I am going to be late for work, so i have to go, but I'm sure that many others will chime in soon with their suggestions. Mine is to get some stuff called "Stability" and get it FAST. _After_ changing half the water in the tank, add the Stability at twice the dosage recommended on the bottle.


----------



## Toshogu (Apr 24, 2009)

yeah, I recommend Stability also. change 50% of the water first and then hit the tank with what stability tells you. eh, from what I understand fish turning yellow much like most things turning yellow = kidneys or liver have stopped working well. either working to hard, or just plumb damaged.

eh...... You need a test kit.

eh...... definetly Seachem Stability or similar product

eh...... water changes daily and I'm talking 20-50% depending on what your test kits are telling you the ammon, no2, no3 lvls are.

From what it sounds like you your tank is in the process of cycling. Goto "General forum" and "Beginner Forum" and read through the stickies to get an idea of what cycling is. Depending on how bad your ammon and no2 lvls have been will depend on if and how long those fish will live.

basically you want ammonia lvls to be 0.0 but if it's cycling that ain't gonna happen. so if you're reading .5-1ppm do a 20% anything higher do 50% test daily and change water appropriatly.

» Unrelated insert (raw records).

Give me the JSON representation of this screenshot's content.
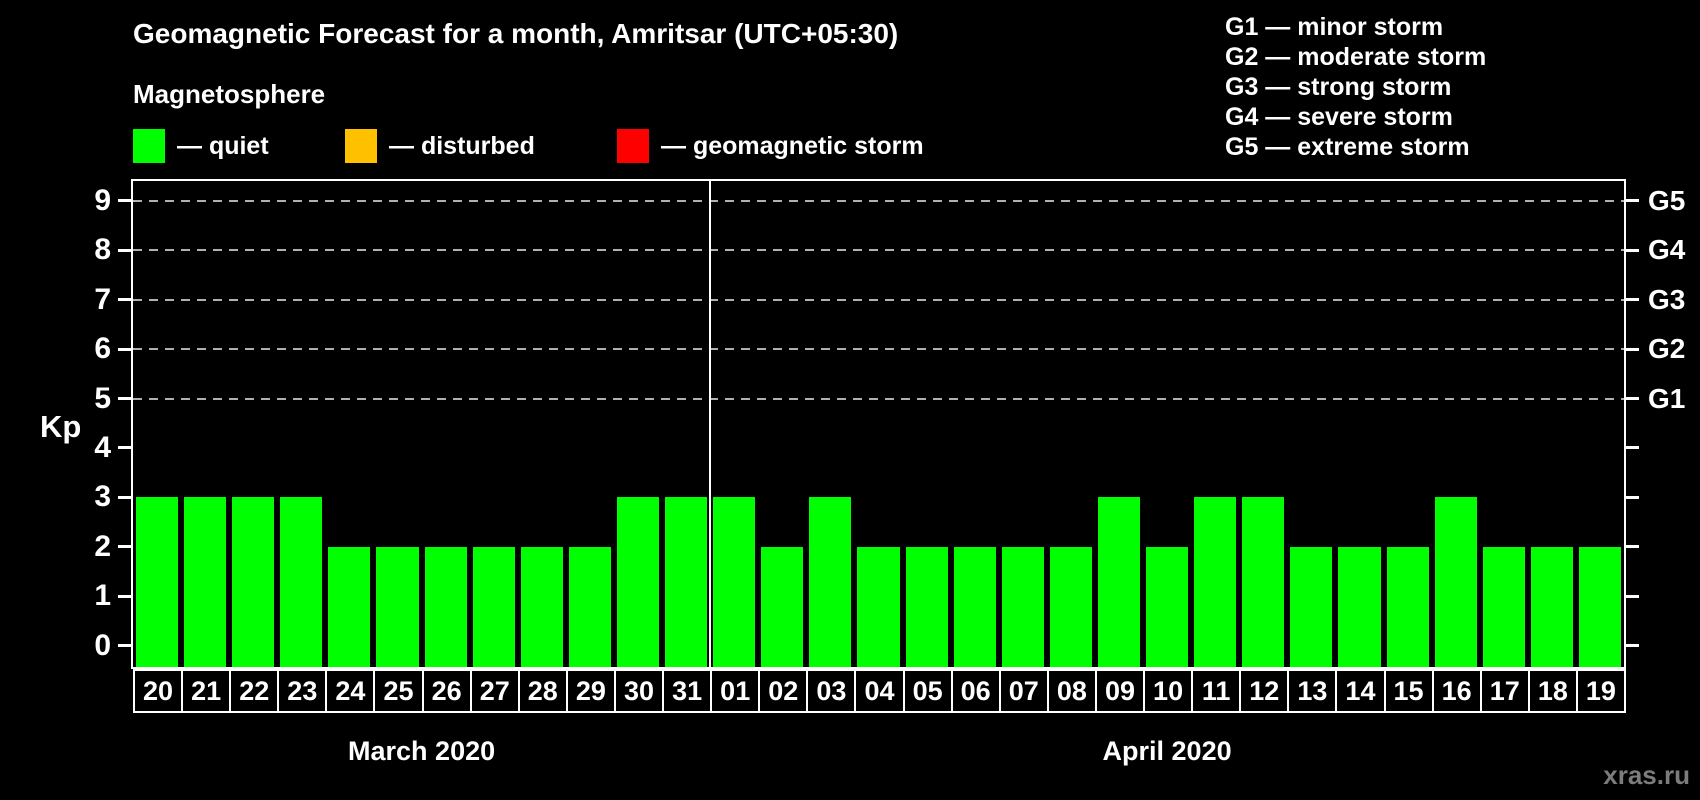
{
  "title": "Geomagnetic Forecast for a month, Amritsar (UTC+05:30)",
  "legend": {
    "heading": "Magnetosphere",
    "items": [
      {
        "name": "quiet",
        "label": "— quiet",
        "color": "#00ff00"
      },
      {
        "name": "disturbed",
        "label": "— disturbed",
        "color": "#ffc000"
      },
      {
        "name": "geomagnetic-storm",
        "label": "— geomagnetic storm",
        "color": "#ff0000"
      }
    ]
  },
  "g_legend": [
    "G1 — minor storm",
    "G2 — moderate storm",
    "G3 — strong storm",
    "G4 — severe storm",
    "G5 — extreme storm"
  ],
  "watermark": "xras.ru",
  "chart_data": {
    "type": "bar",
    "title": "Geomagnetic Forecast for a month, Amritsar (UTC+05:30)",
    "ylabel": "Kp",
    "ylim": [
      0,
      9
    ],
    "yticks": [
      0,
      1,
      2,
      3,
      4,
      5,
      6,
      7,
      8,
      9
    ],
    "gridlines_at": [
      5,
      6,
      7,
      8,
      9
    ],
    "grid": "dashed",
    "right_axis": [
      {
        "value": 5,
        "label": "G1"
      },
      {
        "value": 6,
        "label": "G2"
      },
      {
        "value": 7,
        "label": "G3"
      },
      {
        "value": 8,
        "label": "G4"
      },
      {
        "value": 9,
        "label": "G5"
      }
    ],
    "bar_color": "#00ff00",
    "bar_status": "quiet",
    "months": [
      {
        "label": "March 2020",
        "days": [
          "20",
          "21",
          "22",
          "23",
          "24",
          "25",
          "26",
          "27",
          "28",
          "29",
          "30",
          "31"
        ],
        "values": [
          3,
          3,
          3,
          3,
          2,
          2,
          2,
          2,
          2,
          2,
          3,
          3
        ]
      },
      {
        "label": "April 2020",
        "days": [
          "01",
          "02",
          "03",
          "04",
          "05",
          "06",
          "07",
          "08",
          "09",
          "10",
          "11",
          "12",
          "13",
          "14",
          "15",
          "16",
          "17",
          "18",
          "19"
        ],
        "values": [
          3,
          2,
          3,
          2,
          2,
          2,
          2,
          2,
          3,
          2,
          3,
          3,
          2,
          2,
          2,
          3,
          2,
          2,
          2
        ]
      }
    ]
  },
  "colors": {
    "background": "#000000",
    "axis": "#ffffff",
    "grid": "#b0b0b0",
    "text": "#ffffff",
    "watermark": "#7c7c7c"
  }
}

definetly read stuff about "Aquarium Cycling".


----------



## she_wolf8807 (Dec 16, 2009)

Toshogu said:


> yeah, I recommend Stability also. change 50% of the water first and then hit the tank with what stability tells you. eh, from what I understand fish turning yellow much like most things turning yellow = kidneys or liver have stopped working well. either working to hard, or just plumb damaged.
> 
> eh...... You need a test kit.
> 
> ...


you know i never even thought about the kidney and liver functions. Yellow skin, iris, and under tongue are the first signs of that in people!! we hav been doing thirty percent water changes a day and i'm going to the local petsmart (where we got the fish, tank, and supplies) today. thanks for your help


----------



## she_wolf8807 (Dec 16, 2009)

TheOldSalt said:


> Hooboy... where to start...
> 
> Okay, this is a too-new tank with too many fish in it which are way too big for it. There was no way you _weren't_ going to have these problems.
> 
> ...


yes i am well aware that the tank is TOO SMALL. I told him that when he picked out these bloody fish but hey no one listens to me. That is why i am making him find a bigger tank right now. thanks for your suggestions!


----------